See http://blog.csdn.net/acdreamers/article/details/27365941 in the original
Logistic regression is a probabilistic nonlinear regression model, which is a study of the relationship between two classification observation and some influencing factors.
Variable analysis method. The usual problem is to study whether a certain outcome occurs in some factors, such as in medicine, according to some of the patient's symptoms.
Whether they have a certain disease.
Before explaining the logistic regression theory, we start with the LR classifier. The LR classifier, which is the Logistic Regression Classifier.
In the classification case, the learned LR classifier is a set of weights, and when the data input of the test sample, the weight value and the test data are
According to linear addition and get
Here is a characteristic of each sample.
After that, the form of the sigmoid function is calculated as
Since the sigmoid function is defined as domain, the most basic LR classifier is suitable for classifying two kinds of targets.
So the key problem of logistic regression is to study how to obtain this set of weights. This problem is done with maximum likelihood estimation .
The logistic regression model is formally in the following terms.
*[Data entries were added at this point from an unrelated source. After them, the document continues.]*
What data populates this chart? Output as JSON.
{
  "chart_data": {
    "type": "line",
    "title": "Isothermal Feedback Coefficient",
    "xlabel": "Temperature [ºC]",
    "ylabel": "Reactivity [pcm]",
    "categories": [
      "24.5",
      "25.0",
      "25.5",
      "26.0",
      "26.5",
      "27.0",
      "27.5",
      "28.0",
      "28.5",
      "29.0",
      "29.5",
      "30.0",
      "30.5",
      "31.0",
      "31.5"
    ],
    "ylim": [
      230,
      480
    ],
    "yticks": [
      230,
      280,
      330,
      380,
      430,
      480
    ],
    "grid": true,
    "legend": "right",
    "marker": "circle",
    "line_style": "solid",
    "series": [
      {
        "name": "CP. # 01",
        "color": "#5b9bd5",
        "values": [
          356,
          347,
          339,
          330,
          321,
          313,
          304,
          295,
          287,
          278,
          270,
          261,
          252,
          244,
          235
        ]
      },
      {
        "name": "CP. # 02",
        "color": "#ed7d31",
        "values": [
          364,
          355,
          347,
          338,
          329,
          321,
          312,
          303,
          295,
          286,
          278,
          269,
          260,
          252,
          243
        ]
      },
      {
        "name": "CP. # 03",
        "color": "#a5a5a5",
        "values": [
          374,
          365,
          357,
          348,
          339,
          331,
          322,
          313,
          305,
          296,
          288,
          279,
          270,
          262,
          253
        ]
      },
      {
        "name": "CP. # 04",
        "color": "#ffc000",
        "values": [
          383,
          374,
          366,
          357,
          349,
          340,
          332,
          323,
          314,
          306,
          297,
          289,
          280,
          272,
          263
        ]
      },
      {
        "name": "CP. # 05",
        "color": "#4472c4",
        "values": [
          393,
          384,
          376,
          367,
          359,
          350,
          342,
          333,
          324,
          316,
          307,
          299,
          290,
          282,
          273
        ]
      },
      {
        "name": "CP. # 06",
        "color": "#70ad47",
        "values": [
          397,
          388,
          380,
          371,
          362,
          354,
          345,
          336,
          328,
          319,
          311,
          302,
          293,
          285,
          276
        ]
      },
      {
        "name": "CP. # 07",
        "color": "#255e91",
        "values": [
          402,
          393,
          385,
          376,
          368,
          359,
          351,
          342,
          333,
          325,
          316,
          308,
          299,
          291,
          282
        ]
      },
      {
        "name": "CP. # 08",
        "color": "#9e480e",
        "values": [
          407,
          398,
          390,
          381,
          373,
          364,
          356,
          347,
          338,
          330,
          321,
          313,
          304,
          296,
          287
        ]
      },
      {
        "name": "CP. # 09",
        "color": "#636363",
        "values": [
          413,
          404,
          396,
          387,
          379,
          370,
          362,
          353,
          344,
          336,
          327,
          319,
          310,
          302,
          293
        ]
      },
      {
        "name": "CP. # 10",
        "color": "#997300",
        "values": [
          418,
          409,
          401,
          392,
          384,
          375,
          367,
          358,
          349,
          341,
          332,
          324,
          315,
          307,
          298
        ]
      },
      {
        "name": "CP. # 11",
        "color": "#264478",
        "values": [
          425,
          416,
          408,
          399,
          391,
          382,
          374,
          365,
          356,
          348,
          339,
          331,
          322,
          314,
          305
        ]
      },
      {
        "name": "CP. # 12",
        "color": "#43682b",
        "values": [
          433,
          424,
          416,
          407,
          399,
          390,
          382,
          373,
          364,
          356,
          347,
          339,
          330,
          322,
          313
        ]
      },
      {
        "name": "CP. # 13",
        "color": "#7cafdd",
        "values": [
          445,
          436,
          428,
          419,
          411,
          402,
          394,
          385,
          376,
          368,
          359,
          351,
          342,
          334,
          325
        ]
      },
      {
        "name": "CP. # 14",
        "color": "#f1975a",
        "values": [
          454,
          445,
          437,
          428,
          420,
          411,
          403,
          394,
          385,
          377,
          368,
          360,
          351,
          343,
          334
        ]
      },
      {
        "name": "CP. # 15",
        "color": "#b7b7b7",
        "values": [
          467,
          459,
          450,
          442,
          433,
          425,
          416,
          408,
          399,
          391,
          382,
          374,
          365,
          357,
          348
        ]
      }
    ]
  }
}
Consider a vector with an independent variable, and the conditional rate is based on the observed amount relative to the occurrence of an event
Probability. Then the logistic regression model can be expressed as
This is called the logistic function. which
Then the probability of not occurring under the condition is
So the ratio of events to the probability of not occurring is
This ratio is called the occurrence ratio of the event (the odds of experiencing an event), précis-writers is odds.
Take logarithm of odds to get
You can see that logistic regression is carried out around a logistic function. Next, we will talk about how to use the maximum likelihood estimation to find the parameters of the classifier.
Assuming that there is an observation sample, the observed values are set to the probability obtained under given conditions, in the same way,
The probability is that, so the probability of getting an observed value is.
Because each observation sample is independent of each other, their joint distribution is the product of each edge distribution. Get the likelihood function as
Then our goal is to find out the maximum parameter estimation of the likelihood function, and the maximum likelihood estimate is to find the parameter, which makes
Gets the maximum value, the logarithm of the function is obtained
Continue to the deviation of the guide, to obtain an equation, for example, now the parameters of the biased guide, because
So get
There is a total of such equations, so now the problem is transformed into a solution to the equations formed by the equation.
The above equation is more complex, the general method does not seem to solve it, so we quoted Newton-Lafite iterative method to solve.